United States Stands with People of Iran
Washington, D.C. – Today, the House of Representatives passed H. Res. 676, authored by House Foreign Affairs Committee Chairman Ed Royce (R-CA), which supports the people of Iran engaged in legitimate and peaceful protests, condemns the Iranian regime’s human rights abuses and urges the administration to use targeted sanctions to respond to the regime’s ongoing human rights violations.
On the House floor prior to the vote, Chairman Royce delivered the following remarks (as prepared for delivery):
“Today we stand with the people of Iran, who are engaged in legitimate protests against an oppressive, corrupt regime.
This is a great people. It was the Persian King, Cyrus the Great, who is credited with drafting the first declaration of human rights – the Cyrus Cylinder.
This was a document meant to protect other cultures, and it secured a special place in the history of civilization. His humanitarian values of freedom for all people, respect for culture and religious diversity, and recognition of the fact that it is better to be loved than be feared – these are remarkable attributes for any ruler.
Indeed, we who live in free societies owe a great debt to the Iranian people. They are the heirs to the Persian culture. Cyrus’ values and ideas for governance inspired the European Enlightenment leaders and our own Founding Fathers, who wove these same ideals into the Constitution of the United States. Thomas Jefferson owned two copies of the “Cyropedia,” a book of histories by the Greek historian Xenophon that told the story of this great king.
It is amazing that Iranians at this moment enjoy far fewer rights than their forefathers did. Cyrus was lauded for the protections he offered religious and ethnic minorities. The regime in Iran has steadily increased its discriminatory practices and repression of the country’s ethnic and religious minority populations – from Azerbaijanis to Baluchs, from the Kurds and the Arabs to the Baha’is and Christians and Zoroastrians. Iranian authorities routinely deny its citizens the most basic human rights through harassment, intimidation, detention and violence.
The young Persians and minorities who have suffered in the prison system in Iran can tell you just how horrible that violence can be. The Iranian regime violates its own international obligations routinely. We must help bring attention to the oppressiveness of the Iranian regime, and the young people who yearn for human rights and the true, celebrated culture of the Persian people.
As this resolution makes clear, the United States House of Representatives fully supports those who have taken to the streets in Iran to exercise the fundamental freedoms of expression and assembly. We join them in the hope that their bravery will build the foundation for the emergence of a freely elected, open and democratic political system in Iran.

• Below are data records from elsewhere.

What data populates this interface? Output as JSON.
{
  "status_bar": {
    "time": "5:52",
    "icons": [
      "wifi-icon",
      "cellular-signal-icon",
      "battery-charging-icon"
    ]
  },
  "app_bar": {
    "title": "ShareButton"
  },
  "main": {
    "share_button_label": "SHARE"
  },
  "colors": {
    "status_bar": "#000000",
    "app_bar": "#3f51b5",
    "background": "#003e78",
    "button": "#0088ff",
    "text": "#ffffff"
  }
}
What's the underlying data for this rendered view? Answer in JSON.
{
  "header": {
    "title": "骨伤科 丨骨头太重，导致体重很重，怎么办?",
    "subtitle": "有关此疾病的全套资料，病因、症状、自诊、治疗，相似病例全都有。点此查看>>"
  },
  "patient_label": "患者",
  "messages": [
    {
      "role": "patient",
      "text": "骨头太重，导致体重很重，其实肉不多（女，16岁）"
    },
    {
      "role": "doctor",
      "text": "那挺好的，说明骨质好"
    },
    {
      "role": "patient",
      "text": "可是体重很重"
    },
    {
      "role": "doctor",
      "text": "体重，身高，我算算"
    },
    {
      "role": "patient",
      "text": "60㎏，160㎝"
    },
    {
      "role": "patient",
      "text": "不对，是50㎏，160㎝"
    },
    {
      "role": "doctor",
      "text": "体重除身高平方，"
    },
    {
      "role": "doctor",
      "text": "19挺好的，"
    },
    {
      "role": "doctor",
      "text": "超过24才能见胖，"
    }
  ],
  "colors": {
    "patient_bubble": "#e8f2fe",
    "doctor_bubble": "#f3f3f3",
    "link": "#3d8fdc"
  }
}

It is a moral imperative to support those who risk their lives demanding the freedoms that people in free societies enjoy every day. That’s why this resolution calls on all democratic governments and institutions, worldwide, to join us in clearly supporting the Iranian people’s right to live in a free society.
We all face a clear choice: stand with the protestors – who demand the basic rights and opportunities enjoyed in free societies – or stand with their oppressors – who steal the wealth of a great nation to enrich themselves and to fund violence abroad.
Supporting the people of Iran is also a strategic imperative. These brave men and women are standing up against the Revolutionary Guards’ violent intervention in Syria and Lebanon. We must join them in demanding an end to the single greatest source of instability in the Middle East.
In standing with the Iranian people, we must explain that they are not the target of our sanctions. U.S. sanctions target the oppressive, destabilizing regime, not the people of Iran.
That’s why – as this resolution makes clear – Congress has provided authority to license communications technology that improves the ability of the Iranian people to speak freely. Today, we call on the agencies involved to expedite those licenses. U.S. international broadcasting must also turn up the volume of its efforts in Iran, conveying a message of hope and support that includes this debate, today, in the American people’s House. Iranians must know that they are not alone in their struggle for freedom.
We also call on companies to reject requests by the regime to cut off the Iranian people from social media. These technologies are at their best when they are used to empower people and undermine the efforts of oppressive regimes.
There is more that we can do. I welcome Chairman McCaul and Congressman Deutch’s introduction of bipartisan legislation that will give the administration greater leverage to target those responsible for ordering and carrying out human rights abuses in Iran. This includes the regime’s practice of holding Americans and other foreigners hostage. Many of the regime’s hostages are people of Iranian descent who came to visit family members and loved ones.
I am also working to introduce legislation that has the same goal as those who have bravely taken to the streets in Iran – to push the corrupt Revolutionary Guards out of the Iranian economy. In doing so, it seeks to deny the Guards the funds they use to hold power over the Iranian people while destabilizing Syria and Lebanon.
Mr. Speaker, Congress and the administration have a great opportunity. We must work together on an approach to Iran that empowers the Iranian people and targets the corrupt regime, which oppresses a great people. We cannot be quiet. With the passage of this resolution, we state that America stands with the Iranian people.”